If one turns one’s gaze from this spectacle and looks leftward, the notion of absolute truth gets downright scuttled, the process being couched in gauzy nods to “mystery” (juxtaposed against “absolute certainty”) and distinctions between “received interpretations of Scripture” and its “overarching narrative,” and odd assertions that Christians are tempted to “worship” the Bible rather than Jesus Christ. Um, what we know of Jesus Christ comes from the Bible. It’s all a sneaky way of insinuating relativism into the situation. It’s a way of saying that the Bible is a nice overall road map, but that its authority is tempered by our immediate sense of what appears fair and compassionate. And this argument comes from a Baptist publication.
What one sees on the left and right have a relationship of mutual reinforcement. Those on the left make “healing our divisions” the overarching aim, at the expense of the difficult aspects of sound doctrine, and those on the right cling to a supposed champion because they feel surrounded by apostates of all stripes.
Just about the time one thinks one has found fellow Christians with whom to join hands in the quest for solid ground, further fissures leaving each individual standing on an ever-shrinking sliver of terrain appear.
Maybe there’s a divine order to this increasingly perilous crackup.
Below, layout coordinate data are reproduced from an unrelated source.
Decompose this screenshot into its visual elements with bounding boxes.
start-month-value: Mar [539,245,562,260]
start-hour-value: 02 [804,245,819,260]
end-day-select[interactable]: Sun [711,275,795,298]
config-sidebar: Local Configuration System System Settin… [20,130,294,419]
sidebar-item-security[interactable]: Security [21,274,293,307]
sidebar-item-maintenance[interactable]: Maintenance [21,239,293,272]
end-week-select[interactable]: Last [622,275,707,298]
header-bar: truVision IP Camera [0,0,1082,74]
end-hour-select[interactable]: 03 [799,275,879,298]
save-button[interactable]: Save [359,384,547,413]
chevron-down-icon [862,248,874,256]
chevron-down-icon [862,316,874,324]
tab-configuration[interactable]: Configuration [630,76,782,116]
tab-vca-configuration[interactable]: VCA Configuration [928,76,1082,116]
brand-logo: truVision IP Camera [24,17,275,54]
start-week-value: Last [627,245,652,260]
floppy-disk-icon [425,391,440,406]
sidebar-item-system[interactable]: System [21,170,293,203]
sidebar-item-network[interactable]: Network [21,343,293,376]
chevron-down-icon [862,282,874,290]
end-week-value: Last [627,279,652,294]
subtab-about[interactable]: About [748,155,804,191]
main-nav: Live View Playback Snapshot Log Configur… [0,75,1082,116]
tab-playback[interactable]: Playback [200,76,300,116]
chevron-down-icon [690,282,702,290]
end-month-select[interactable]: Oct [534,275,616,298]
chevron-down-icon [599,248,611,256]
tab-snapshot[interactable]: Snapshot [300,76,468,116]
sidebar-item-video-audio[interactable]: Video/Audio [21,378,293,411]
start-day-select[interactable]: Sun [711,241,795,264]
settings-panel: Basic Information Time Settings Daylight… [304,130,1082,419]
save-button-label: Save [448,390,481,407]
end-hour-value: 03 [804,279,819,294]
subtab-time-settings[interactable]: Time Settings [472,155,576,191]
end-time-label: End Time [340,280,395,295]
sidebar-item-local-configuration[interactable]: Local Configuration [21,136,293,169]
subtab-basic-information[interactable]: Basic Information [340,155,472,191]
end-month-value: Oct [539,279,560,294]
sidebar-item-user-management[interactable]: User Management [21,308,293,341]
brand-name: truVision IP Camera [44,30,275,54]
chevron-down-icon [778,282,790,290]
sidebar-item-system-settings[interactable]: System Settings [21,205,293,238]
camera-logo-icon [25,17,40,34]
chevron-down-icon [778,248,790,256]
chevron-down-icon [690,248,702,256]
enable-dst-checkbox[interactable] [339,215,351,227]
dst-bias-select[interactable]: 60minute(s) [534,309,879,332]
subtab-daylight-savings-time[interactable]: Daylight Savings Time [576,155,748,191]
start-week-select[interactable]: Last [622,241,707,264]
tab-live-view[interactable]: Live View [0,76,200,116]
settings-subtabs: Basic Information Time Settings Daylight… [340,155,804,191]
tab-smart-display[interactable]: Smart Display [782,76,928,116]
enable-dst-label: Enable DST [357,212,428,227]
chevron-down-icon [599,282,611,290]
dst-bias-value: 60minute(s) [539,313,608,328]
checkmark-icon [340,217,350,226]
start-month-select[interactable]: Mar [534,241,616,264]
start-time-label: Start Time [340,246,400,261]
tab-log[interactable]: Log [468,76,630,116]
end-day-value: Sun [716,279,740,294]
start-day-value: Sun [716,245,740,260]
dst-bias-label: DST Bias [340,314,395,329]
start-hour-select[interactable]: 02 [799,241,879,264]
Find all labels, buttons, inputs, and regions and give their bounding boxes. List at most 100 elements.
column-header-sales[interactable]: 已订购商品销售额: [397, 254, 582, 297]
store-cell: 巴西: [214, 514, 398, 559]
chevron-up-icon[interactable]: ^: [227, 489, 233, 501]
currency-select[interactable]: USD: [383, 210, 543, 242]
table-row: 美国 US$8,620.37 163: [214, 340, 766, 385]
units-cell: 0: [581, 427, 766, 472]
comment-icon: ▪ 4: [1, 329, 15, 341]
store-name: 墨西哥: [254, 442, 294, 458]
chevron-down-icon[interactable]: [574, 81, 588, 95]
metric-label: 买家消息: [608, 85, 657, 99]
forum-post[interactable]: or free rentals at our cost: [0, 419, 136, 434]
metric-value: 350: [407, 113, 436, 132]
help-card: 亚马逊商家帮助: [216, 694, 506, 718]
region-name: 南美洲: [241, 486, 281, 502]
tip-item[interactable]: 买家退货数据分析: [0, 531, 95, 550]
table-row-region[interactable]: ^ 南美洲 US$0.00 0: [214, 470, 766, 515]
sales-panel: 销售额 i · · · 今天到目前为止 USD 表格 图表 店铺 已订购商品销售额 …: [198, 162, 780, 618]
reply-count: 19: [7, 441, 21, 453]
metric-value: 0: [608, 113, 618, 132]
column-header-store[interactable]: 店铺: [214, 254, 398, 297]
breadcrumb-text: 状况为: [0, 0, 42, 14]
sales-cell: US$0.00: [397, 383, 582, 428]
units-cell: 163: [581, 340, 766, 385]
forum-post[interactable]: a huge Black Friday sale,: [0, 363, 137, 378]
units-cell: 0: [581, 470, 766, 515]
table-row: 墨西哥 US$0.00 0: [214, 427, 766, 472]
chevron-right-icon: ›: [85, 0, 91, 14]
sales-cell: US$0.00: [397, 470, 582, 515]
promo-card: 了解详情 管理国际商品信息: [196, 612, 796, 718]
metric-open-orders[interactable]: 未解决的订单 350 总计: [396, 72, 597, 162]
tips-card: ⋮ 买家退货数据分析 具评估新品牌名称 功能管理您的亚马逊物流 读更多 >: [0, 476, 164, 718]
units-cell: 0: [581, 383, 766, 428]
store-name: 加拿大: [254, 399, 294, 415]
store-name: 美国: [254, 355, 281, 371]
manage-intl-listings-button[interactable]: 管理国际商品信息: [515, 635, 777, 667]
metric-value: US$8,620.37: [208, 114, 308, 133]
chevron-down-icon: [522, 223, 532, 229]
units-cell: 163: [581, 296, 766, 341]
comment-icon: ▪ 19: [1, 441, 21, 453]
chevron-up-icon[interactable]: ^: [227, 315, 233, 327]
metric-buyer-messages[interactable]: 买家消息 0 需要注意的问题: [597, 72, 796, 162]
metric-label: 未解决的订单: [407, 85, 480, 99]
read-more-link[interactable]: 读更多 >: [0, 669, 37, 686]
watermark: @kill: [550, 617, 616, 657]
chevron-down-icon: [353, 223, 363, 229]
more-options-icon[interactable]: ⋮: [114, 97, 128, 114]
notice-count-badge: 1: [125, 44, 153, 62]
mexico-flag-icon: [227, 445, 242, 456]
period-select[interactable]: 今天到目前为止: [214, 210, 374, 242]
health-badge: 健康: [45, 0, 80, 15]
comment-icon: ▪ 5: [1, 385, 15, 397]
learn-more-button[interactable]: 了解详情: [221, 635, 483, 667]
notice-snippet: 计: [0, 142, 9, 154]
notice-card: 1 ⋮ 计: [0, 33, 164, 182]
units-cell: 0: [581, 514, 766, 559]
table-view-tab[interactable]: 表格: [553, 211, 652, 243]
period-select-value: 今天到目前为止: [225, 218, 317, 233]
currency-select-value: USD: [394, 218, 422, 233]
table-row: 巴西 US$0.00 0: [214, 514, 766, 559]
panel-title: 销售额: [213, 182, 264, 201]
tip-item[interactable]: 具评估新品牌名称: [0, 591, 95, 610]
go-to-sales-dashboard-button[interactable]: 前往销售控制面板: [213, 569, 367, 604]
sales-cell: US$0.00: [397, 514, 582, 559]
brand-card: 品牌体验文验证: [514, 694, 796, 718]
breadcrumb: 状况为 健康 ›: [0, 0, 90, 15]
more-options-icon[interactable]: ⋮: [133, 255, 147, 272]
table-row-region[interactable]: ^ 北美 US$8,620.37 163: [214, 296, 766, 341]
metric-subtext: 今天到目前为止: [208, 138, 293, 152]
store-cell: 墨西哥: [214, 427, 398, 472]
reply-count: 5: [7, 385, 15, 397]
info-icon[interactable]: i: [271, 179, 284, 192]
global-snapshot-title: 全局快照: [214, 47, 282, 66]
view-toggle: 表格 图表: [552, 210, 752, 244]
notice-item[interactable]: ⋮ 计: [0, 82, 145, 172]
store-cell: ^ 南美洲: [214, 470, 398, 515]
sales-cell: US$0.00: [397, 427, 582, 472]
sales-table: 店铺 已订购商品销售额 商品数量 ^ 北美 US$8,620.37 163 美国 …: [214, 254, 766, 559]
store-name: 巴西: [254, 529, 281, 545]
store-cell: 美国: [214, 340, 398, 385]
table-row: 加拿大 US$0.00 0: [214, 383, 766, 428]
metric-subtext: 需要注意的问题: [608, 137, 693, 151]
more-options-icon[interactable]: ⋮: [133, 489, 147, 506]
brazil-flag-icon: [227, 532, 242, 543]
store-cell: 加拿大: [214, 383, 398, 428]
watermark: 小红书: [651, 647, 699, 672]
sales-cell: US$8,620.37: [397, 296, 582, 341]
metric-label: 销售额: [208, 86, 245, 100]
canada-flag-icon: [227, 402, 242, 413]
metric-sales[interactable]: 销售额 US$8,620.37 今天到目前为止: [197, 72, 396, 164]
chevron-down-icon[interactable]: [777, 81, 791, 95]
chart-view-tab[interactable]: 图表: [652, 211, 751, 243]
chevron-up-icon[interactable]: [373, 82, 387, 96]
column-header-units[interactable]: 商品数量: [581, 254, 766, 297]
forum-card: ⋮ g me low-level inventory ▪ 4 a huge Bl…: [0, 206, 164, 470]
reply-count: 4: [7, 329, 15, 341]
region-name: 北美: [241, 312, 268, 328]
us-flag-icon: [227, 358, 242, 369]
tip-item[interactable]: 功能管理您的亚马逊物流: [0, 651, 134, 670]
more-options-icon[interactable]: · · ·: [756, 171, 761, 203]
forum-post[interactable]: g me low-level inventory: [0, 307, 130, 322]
Each of us stands on a smaller piece of ground, until there’s no room for anyone but the individual human being’s physical form, occupying so many square feet of space, and the spirit that looms ready to enter the space as well, as soon as the person says yes.
Ultimately, we each work out our salvation as individuals, and standing alone on that sliver, with no support from fellow sinners or the institutions they’ve built, completely dependent on spirit’s grace, may be exactly where we’re supposed to find ourselves.